Неофит крестьянства, скучного провинциального края западной цивилизации, убедил себя, что лучше жить в приземистой хижине. Теперь, когда позади московская двадцатиэтажная панельная башня, я прихожу на пирс, чтоб говорить среди рыбаков, которые не слушают. Брожу одним из безумцев, которым принадлежит дно человейников, и кричу на рваном английском: «Hear me and behold! I proclaim this to be the ugliest of the cities! I hate to be down here. I am mad of being down here. I am a madman, give me some food, lady, please!.. Share some change, sir?.. Sir?.. Some change?.. Sir? Somechange? Smchange, sir?.. Smchangesir?..» Городское сердце принадлежит бездомным, потому что это public земля и результат публичной неустроенности, будто мутные социальные c(т)оки стремятся к подножию самой дорогой, переоцененной недвижимости, где им не могут отказать в праве быть. И это public burden содержать их в себе.
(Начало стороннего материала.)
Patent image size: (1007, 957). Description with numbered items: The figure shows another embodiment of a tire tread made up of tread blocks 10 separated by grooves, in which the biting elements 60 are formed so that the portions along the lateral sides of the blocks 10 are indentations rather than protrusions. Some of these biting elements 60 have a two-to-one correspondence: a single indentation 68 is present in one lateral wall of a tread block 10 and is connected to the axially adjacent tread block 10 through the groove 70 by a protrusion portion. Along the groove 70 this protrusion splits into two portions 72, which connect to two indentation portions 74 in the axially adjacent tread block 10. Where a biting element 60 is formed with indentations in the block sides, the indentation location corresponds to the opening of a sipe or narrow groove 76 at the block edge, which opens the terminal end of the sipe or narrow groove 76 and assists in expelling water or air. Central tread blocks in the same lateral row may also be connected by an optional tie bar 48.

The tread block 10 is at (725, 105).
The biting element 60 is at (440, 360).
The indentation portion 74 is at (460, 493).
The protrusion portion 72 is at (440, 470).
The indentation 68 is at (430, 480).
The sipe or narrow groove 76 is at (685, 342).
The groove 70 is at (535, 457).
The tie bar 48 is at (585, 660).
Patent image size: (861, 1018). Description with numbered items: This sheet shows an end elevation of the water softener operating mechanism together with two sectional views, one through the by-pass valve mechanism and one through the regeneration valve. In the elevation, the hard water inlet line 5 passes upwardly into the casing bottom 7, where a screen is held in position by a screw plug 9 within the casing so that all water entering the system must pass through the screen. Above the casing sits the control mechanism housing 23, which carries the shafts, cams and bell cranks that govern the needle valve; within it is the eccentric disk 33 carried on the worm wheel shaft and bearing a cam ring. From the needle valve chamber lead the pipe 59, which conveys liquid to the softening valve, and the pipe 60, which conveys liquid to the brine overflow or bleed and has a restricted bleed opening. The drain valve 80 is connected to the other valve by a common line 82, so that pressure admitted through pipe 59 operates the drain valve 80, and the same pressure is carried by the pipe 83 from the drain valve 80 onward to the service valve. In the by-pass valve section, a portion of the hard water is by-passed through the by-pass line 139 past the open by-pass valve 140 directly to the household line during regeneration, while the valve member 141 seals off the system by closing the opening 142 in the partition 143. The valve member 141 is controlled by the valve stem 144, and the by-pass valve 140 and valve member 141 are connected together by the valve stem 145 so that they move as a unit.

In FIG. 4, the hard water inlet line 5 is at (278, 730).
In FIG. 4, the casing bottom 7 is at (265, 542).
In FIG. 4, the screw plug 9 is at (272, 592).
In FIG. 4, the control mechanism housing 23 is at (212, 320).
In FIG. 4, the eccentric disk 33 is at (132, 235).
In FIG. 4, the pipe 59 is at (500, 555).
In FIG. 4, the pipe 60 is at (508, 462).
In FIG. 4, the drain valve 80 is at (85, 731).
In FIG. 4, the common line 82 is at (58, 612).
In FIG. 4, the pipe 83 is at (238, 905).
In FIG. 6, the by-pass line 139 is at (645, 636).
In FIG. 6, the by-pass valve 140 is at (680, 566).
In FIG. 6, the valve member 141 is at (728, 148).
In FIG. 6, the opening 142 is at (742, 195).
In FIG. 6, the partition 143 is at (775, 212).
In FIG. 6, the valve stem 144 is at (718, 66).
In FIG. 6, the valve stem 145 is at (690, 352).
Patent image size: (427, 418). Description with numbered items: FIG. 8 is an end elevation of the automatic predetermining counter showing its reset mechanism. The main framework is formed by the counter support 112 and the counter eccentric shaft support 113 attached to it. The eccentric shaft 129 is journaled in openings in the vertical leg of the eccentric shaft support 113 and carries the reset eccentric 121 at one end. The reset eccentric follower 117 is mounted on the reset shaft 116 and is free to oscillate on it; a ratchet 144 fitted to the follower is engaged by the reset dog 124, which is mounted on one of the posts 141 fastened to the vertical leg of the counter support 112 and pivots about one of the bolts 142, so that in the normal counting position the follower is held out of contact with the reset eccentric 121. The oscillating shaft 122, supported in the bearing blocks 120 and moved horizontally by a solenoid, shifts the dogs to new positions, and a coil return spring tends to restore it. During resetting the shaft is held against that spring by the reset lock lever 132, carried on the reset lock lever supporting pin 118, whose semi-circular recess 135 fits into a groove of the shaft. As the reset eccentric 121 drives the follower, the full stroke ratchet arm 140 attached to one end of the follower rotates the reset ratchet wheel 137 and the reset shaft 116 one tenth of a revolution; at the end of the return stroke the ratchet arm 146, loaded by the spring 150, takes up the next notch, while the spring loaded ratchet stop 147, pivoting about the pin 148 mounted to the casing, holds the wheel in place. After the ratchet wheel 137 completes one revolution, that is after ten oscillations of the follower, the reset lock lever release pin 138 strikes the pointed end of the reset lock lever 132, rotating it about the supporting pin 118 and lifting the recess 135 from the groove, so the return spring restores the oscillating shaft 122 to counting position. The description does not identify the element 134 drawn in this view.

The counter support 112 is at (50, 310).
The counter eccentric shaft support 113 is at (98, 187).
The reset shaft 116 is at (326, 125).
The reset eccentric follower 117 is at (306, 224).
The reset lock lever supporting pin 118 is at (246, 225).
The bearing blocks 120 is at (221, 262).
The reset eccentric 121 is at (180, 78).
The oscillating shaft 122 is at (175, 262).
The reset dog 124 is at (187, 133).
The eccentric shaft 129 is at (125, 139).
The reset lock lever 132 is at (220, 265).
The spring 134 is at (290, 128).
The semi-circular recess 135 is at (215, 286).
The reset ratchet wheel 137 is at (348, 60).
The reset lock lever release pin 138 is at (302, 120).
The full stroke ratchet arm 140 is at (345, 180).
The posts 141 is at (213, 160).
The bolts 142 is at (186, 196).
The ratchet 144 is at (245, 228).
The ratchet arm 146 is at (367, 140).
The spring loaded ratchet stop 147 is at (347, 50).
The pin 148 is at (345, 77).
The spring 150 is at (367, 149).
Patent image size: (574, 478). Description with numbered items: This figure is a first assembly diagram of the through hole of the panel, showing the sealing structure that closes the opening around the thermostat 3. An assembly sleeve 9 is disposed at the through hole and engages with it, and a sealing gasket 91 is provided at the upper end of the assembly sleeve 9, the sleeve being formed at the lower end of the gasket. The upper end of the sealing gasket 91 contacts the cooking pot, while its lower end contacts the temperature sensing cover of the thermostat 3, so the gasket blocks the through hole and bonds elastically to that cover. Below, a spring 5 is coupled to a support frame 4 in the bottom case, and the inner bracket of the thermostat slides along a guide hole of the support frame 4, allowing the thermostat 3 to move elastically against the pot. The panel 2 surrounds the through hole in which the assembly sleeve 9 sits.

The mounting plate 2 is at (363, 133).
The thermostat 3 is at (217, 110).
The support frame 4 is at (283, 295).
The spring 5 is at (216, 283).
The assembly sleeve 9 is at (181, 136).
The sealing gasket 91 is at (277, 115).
Да они и не завоевывают уже право, это ползучая черная война. Она проиграна населением квартир — в ней сразу выиграла бездомица.

Это грязная была война, короткая многодневная схватка-сходка, а бездомица — теперь долговечная грязь под ногтями общества. Хочется вычистить, а приходится не замечать. В бездомных я вижу наибольшее число своих братьев. Знаешь, был целый отрезок жизни, когда они мерещились мне постоянно. Ну, я ездил тогда в блядский даунтаун регулярно, у меня там друг-тибетец… Но списки-структуры пойдут позже, сейчас не о нем речь. Даунтаун всегда раскрывал передо мной объятия и подмигивал: вот тут бы был неплохой для тебя пятачок, займи его палаточкой до наступления темноты: здесь и достаточно тихо-безлюдно, и есть укрытие от дождя, и, кажется, неподалеку станция, с которой ты мог бы отправиться в странствие, если завтра внезапно — день откровения и проповеди. А если спуститься в общественный парк или пойти вдоль малопопулярной реки… — там целые города-туалеты; и эти неучтенные, почти воздушные (ветер может снести их одним выдохом) городки населены десятками миллионов, но у них нет ни обозначения, ни имени на карте.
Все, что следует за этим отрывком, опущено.